The trouble has been that Jewish Israelis have not realized that the Christians living among the Palestinians are actually kinfolk. They have literally driven their Christian kinsmen into the Palestinian ideological camp. For their part, some of the local Christians tried to become more Palestinian than the Palestinians, founding and joining various anti-Israel terrorist groups. But pay careful attention; these groups are never “Islamic” groups. The most radical Christians among the Palestinians have expressed their “Arab nationalism”, by creating and joining non-Islamic, non-nationalist groups. Put simply, show me a Communist Palestinian terror group, and I’ll show you a so-called “Christian Arab” group. For example, the Palestine Front for the Liberation of Palestine (PLFP), was founded by Dr. George Habash, a Christian, and the Democratic Front for the Liberation of Palestine (DFLP) was founded by Nayef Hawatmeh, also a Christian. In other words, the Christians among the Palestinians tried to reinvent themselves as Communist Palestinians.
The irony is that, as hard as these Christians tried to earn their Palestinian Arab credentials, they could not. Why? Because, as I wrote at the outset, they’re not Arabs. They know it. Their neighbors know it. More than this, everywhere in the Arab world Christians are persecuted. For example, Egypt’s natives i.e., the Copts, are Christian. How are they treated? They have been systematically discriminated against, raped and murdered.
For their part, the so-called Palestinian Christians have been driven out of Bethlehem and any other town under Palestinian jurisdiction where they were the traditional majority.
But is this historical assessment relevant today? More than ever. As I write this, a new phenomenon is unfolding. The so-called Christian Arabs are coming out of the Jewish/Aramian closet, and declaring themselves as non-Arabs. The most dramatic example of this is Gabriel Nadaf, a Greek orthodox priest from Nazareth, who has become the symbol of the new phenomenon. Father Nadaf is the spiritual leader of a group of Christians living in Israel who are now reclaiming their Aramian Jewish past and fighting on the side of Israel against Islamic persecution of Christians in the Middle East. Most dramatically, Father Nadaf has called on Israeli Christian youth to serve in the Israel Defense Forces (IDF). He and his associates, such as Res. Captain (IDF) Shahdi Halul, have been responsible for a 300% rise in Christian enlistment in the IDF in the past year.
Father Nadaf recently stated on Israeli state television (Channel 1) that he is seeking full integration of Israel’s 130,000 Christians into Israeli society. He’s doing this, he said, because of his people’s history, and “in light of what we see happening to Christians in Arab countries; how they are slaughtered and persecuted on a daily basis – killed and raped just because they are Christians. Does this happen in the State of Israel? No, it doesn’t!”

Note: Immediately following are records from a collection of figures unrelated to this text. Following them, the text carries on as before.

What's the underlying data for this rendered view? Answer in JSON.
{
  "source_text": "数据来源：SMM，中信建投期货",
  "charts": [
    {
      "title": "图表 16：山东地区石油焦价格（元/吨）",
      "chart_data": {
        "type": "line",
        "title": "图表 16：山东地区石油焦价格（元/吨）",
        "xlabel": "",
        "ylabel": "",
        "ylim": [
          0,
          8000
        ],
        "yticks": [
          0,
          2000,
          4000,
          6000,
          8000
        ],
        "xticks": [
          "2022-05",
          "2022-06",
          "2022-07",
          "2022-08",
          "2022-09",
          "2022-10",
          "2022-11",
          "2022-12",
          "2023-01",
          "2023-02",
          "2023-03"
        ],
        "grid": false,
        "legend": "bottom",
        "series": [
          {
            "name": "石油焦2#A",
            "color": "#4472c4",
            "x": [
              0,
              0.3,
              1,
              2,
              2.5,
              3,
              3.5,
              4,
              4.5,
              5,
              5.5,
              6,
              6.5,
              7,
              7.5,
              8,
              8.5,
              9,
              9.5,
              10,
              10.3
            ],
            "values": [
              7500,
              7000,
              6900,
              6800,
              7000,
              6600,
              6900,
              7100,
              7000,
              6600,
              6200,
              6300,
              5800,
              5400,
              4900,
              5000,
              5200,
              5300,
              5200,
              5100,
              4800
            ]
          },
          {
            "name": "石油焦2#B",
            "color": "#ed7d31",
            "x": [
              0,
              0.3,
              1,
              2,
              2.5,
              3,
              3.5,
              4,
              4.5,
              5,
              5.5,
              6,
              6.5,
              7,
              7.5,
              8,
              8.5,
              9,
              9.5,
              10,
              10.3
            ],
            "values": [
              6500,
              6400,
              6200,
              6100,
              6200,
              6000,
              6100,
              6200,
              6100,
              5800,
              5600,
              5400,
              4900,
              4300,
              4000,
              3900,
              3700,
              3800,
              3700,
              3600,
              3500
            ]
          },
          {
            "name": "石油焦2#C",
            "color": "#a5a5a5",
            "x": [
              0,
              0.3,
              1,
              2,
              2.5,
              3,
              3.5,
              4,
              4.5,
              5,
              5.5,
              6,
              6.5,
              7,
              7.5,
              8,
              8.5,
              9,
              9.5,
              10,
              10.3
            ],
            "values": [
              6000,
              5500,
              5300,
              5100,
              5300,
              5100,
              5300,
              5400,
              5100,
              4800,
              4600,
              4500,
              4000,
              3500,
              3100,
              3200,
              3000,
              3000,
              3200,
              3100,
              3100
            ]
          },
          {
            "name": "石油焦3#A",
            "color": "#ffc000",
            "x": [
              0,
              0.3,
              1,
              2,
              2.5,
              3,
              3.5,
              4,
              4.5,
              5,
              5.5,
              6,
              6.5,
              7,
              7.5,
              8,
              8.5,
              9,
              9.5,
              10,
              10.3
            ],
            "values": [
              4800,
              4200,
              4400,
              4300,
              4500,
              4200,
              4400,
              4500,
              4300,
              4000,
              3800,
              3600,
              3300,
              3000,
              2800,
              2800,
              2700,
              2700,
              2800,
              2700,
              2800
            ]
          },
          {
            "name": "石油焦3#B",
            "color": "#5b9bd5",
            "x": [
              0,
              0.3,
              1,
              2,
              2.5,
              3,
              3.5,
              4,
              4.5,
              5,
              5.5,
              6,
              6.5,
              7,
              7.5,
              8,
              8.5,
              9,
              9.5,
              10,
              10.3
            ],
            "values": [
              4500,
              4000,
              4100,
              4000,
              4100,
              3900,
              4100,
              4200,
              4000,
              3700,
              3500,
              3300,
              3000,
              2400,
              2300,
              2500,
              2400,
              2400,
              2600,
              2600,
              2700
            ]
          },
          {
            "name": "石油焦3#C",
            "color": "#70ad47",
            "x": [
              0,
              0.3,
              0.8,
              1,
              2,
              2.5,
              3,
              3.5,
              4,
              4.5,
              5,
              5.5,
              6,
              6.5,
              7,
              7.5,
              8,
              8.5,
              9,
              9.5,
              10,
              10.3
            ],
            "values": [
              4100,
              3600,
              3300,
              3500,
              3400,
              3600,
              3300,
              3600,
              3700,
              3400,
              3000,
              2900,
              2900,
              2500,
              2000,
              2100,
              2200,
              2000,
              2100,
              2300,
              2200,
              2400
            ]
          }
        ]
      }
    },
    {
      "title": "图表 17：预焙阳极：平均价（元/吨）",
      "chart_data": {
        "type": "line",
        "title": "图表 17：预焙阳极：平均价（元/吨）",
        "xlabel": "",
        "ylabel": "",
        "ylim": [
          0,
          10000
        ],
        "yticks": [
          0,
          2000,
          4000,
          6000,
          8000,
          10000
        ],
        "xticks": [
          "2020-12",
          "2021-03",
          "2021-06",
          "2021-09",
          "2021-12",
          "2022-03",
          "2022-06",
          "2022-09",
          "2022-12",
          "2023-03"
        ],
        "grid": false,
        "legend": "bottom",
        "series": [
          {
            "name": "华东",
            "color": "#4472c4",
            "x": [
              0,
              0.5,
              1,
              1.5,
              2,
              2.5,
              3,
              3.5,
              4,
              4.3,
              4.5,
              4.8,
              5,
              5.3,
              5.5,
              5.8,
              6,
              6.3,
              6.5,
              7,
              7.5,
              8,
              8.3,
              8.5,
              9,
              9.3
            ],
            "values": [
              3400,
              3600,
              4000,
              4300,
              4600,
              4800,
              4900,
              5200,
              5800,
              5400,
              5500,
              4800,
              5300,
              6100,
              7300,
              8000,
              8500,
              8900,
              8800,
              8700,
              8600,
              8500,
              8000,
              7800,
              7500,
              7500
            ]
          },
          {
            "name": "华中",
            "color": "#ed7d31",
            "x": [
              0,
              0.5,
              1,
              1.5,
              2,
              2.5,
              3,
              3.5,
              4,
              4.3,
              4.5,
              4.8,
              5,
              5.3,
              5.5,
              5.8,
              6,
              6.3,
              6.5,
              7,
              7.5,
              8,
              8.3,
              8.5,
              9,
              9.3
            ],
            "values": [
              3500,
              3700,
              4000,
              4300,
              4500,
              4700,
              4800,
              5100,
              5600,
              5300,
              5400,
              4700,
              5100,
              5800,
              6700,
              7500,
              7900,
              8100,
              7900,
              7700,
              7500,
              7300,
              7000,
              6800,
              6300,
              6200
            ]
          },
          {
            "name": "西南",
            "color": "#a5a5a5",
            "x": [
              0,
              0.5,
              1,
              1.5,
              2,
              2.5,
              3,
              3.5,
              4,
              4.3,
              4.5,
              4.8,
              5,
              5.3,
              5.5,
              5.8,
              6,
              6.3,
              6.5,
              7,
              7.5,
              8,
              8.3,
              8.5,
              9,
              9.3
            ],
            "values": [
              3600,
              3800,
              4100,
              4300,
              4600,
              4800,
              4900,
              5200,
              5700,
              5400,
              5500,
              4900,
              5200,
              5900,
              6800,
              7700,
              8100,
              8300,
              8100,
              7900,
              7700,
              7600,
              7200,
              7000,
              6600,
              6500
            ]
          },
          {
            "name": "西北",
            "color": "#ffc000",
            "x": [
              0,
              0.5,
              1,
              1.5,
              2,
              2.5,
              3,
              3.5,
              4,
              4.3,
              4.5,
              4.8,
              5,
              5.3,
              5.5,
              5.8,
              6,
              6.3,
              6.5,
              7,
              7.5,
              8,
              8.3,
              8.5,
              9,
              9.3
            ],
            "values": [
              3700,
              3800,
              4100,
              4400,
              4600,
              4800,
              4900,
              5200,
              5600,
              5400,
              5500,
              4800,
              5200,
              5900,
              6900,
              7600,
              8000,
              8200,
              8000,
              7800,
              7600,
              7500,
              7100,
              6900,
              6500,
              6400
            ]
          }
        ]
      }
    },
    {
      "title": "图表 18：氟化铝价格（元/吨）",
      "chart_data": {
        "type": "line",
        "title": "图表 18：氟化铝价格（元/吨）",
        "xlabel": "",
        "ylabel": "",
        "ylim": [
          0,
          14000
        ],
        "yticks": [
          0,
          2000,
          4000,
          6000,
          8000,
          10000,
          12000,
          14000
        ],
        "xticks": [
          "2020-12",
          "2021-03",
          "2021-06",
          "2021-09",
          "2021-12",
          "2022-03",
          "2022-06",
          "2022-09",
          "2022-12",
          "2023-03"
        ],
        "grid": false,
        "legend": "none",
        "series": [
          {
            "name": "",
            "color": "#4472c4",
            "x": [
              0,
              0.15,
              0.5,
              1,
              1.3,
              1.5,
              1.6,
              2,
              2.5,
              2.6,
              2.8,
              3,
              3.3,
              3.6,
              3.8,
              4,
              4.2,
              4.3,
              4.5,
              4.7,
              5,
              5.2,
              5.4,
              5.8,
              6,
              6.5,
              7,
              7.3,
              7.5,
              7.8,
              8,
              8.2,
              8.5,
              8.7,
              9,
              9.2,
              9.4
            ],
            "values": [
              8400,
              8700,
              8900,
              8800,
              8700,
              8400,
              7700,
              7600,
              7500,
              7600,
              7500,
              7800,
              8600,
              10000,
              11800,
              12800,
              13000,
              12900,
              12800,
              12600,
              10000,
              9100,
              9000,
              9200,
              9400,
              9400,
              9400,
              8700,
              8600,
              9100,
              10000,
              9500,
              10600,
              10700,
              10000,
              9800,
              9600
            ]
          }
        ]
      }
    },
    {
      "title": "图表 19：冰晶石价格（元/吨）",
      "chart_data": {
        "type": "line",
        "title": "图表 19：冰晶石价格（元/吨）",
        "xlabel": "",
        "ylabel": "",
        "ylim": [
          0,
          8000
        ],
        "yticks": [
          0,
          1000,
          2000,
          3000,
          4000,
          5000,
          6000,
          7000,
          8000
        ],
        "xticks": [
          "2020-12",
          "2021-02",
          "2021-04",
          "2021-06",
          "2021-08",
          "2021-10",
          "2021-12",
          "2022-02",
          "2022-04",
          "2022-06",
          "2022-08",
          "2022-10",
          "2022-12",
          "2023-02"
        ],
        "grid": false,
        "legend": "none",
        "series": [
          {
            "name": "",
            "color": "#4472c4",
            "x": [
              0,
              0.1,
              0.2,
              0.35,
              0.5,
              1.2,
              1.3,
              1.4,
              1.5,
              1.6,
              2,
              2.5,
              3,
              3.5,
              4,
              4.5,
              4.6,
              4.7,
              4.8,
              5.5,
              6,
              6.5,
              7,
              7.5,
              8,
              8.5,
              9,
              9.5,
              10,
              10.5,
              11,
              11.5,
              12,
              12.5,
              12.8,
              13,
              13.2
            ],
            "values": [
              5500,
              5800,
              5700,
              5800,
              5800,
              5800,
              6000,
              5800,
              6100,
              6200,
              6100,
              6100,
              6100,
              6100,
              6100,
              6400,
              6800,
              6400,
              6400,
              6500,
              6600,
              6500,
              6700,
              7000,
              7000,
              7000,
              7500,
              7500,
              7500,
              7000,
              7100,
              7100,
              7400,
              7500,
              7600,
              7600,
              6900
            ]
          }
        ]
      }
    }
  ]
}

This new Israeli-Christian phenomenon is something that should be embraced by all people who value ethnic survival and democracy. Some of the surviving Israeli-Christian communities still speak the language of the Gospels and the Talmud i.e., Aramaic. These people are preserving rituals that date back 2,000 years to the very dawn of Christianity, before it became a Roman religion.
The sad thing is that no one is going to embrace their cause any time soon. When the Pope comes to Israel in May, he is not going to visit the Israeli Christians in the IDF. That would be politically incorrect. Given that Mahmud Abbas, the leader of the Palestinian Authority, has now retroactively made Jesus a “Palestinian”, the Pope is not going to challenge Abbas. Rather, the Pope is going to celebrate Mass in Bethlehem, before an audience of Muslim Arabs pretending to be Christians for CNN cameras. The rest of the Christian world will also ignore the Christians of Israel. After all, these people are committed to serving in a Jewish army, as opposed to wanting to blow themselves up in Jerusalem pizzerias in the name of Islam. Unfortunately, Western liberals like the latter more than the former.
But spin doctors aside, we should all celebrate the fact that Aramian Christians have survived in the Holy Land and are now rejoining their Jewish brethren. For 1,400 years, Jews and Christians were “dhimmis” i.e., second-class citizens under Islamic rule. Now, they are joining forces in a democratic Israel.